En cuanto llegan los turistas, los micos corren la voz. Pronto toda la zona está cubierta por criaturas de gracia sin igual, a la espera de los regalos de los visitantes. Día completamente nublado. Enormes bandadas de loros pasan sobre Puerto Nariño. En Puerto Nariño estuvieron la Reina Isabel de Inglaterra, Gabriel García Márquez y Nikos Kazanzakis. Por la mañana llegan los pescadores con los pescados más extraños, que parecen diseños imaginados por Julio Verne. El parque Amacayacu es uno de los más hermosos de Colombia. El río es un espejo de los árboles y del cielo, los duplica con fidelidad sin turbación alguna. Una belleza espléndida, inigualable. Vueltas y vueltas da el río, formando meandros, enroscándose entre los árboles, buscando perezosamente el cauce más cómodo. Árboles de 50 metros de alto, lianas, Chirri al frente como mascarón de proa. Regresé a mis rutinas de profesor, de escritor.
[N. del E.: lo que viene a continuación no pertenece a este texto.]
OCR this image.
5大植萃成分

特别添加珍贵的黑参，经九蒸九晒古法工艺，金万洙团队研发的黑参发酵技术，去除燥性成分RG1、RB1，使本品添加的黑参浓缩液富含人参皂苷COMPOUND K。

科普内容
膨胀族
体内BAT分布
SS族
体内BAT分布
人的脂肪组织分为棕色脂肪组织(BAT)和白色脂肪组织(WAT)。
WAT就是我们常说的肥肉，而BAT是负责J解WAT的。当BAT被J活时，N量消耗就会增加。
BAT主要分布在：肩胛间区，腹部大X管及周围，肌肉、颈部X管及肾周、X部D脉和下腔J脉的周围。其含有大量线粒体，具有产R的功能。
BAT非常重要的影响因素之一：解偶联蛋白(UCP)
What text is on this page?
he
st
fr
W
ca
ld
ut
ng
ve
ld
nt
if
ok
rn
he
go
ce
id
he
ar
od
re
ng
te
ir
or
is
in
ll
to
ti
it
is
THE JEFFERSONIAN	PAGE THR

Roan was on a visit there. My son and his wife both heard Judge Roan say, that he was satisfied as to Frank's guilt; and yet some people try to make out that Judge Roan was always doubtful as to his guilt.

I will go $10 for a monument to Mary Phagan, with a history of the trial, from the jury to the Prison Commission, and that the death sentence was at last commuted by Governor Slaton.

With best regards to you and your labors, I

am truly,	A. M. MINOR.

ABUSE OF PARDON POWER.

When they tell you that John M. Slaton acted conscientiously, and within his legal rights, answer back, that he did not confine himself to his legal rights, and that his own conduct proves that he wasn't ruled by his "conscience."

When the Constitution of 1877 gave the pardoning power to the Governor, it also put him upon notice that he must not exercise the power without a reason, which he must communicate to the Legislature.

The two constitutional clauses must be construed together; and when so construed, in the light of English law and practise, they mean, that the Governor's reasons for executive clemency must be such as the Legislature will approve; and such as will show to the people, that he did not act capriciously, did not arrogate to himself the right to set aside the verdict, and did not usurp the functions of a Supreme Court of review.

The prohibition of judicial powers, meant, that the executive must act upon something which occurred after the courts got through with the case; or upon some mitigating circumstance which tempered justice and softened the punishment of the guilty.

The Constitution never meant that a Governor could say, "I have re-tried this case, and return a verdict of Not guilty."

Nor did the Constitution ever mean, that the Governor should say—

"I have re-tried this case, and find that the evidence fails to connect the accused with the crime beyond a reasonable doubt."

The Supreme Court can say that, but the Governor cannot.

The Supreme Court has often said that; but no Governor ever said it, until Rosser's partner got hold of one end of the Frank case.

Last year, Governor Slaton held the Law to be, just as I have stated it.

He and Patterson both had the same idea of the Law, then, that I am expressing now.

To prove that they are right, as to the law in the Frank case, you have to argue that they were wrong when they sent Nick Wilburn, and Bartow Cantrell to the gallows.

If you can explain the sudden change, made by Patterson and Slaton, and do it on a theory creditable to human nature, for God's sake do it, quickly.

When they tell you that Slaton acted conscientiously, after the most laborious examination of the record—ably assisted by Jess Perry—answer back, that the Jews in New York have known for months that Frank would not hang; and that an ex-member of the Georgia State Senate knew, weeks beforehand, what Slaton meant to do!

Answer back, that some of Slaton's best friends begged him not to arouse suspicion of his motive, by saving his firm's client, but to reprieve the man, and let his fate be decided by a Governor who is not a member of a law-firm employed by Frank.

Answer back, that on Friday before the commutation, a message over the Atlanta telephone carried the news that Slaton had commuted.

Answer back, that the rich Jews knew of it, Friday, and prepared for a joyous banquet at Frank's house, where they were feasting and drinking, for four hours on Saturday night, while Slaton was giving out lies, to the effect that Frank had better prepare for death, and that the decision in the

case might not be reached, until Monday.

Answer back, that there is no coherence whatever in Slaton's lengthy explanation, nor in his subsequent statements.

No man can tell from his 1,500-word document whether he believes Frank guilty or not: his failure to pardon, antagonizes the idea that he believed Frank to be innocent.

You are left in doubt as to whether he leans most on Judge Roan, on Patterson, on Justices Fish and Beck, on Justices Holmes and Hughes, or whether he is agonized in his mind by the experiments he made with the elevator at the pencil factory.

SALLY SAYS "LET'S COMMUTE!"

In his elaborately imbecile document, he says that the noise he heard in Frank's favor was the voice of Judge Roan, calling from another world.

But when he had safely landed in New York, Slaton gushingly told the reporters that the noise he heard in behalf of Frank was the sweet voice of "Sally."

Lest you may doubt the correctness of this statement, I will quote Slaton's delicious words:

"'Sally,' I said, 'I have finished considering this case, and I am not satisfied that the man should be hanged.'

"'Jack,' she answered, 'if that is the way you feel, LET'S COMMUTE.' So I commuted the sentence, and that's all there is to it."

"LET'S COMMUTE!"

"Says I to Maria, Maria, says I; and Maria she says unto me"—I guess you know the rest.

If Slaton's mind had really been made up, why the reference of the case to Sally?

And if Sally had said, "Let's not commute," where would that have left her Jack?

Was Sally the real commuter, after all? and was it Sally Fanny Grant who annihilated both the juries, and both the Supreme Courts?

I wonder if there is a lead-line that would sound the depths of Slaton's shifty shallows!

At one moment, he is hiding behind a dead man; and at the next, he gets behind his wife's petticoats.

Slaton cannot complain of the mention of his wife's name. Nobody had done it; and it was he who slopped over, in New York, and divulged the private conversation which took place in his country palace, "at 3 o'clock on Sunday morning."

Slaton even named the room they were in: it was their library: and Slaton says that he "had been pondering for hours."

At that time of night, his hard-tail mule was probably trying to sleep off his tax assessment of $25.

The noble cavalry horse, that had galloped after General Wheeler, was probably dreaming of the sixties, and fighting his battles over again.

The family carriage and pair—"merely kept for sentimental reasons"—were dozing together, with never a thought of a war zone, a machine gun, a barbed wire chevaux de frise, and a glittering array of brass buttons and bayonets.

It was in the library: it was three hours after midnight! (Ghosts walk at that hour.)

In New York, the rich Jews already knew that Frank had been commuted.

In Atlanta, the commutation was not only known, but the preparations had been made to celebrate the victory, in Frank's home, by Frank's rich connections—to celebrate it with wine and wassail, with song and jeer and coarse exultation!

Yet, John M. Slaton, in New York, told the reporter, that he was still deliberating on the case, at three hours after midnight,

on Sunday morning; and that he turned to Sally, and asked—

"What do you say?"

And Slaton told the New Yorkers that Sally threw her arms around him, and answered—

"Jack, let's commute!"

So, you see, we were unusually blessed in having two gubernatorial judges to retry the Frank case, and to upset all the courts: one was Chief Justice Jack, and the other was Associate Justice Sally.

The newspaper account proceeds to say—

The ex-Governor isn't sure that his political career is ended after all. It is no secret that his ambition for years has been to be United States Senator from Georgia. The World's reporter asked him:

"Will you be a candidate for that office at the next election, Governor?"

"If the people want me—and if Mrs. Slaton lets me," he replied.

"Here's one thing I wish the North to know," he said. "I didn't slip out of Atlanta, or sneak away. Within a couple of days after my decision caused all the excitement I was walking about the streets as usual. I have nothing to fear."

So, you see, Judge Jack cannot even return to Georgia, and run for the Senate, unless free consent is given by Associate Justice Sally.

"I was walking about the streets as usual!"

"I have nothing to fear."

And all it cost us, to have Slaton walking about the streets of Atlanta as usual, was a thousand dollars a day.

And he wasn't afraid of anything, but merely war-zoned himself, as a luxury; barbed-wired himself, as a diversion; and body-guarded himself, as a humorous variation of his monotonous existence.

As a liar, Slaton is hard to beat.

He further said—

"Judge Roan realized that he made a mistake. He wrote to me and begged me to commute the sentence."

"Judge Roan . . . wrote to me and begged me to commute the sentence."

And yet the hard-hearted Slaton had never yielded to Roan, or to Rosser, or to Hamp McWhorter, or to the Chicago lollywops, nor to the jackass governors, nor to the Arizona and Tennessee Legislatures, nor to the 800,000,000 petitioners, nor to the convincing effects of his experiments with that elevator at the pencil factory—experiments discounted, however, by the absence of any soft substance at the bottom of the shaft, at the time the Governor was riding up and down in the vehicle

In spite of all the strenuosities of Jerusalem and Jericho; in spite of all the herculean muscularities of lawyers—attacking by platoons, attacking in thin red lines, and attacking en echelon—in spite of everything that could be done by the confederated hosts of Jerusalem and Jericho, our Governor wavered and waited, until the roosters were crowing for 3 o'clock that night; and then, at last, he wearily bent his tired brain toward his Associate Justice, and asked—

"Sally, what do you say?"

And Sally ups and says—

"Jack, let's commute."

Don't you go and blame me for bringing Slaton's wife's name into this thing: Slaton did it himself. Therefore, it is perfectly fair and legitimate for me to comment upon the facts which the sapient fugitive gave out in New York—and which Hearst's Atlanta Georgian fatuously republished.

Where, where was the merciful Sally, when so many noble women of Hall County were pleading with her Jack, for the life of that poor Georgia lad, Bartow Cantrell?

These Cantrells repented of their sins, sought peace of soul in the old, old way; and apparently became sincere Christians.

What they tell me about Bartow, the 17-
Entré con tristeza y resignación en el engranaje de hombre “civilizado”, terminé de escribir una novela que se llama Agua clara en el Alto Amazonas, pero nunca olvidaré las noches bajo las estrellas, la bóveda celeste, la curvatura del firmamento, la paz y ese otro mundo, el de los tikunas y una enorme cantidad de percepciones, intuiciones, sospechas que guardé para mí y que quise cifrar en la novela.

Marco Tulio Aguilera Garramuño. Escritor colombiano residente en México desde hace 30 años. Académico de la Universidad Veracruzana. Autor de Agua clara en el Alto Amazonas, Historia de todas las cosas, Cuentos para después de hacer el amor y otros libros.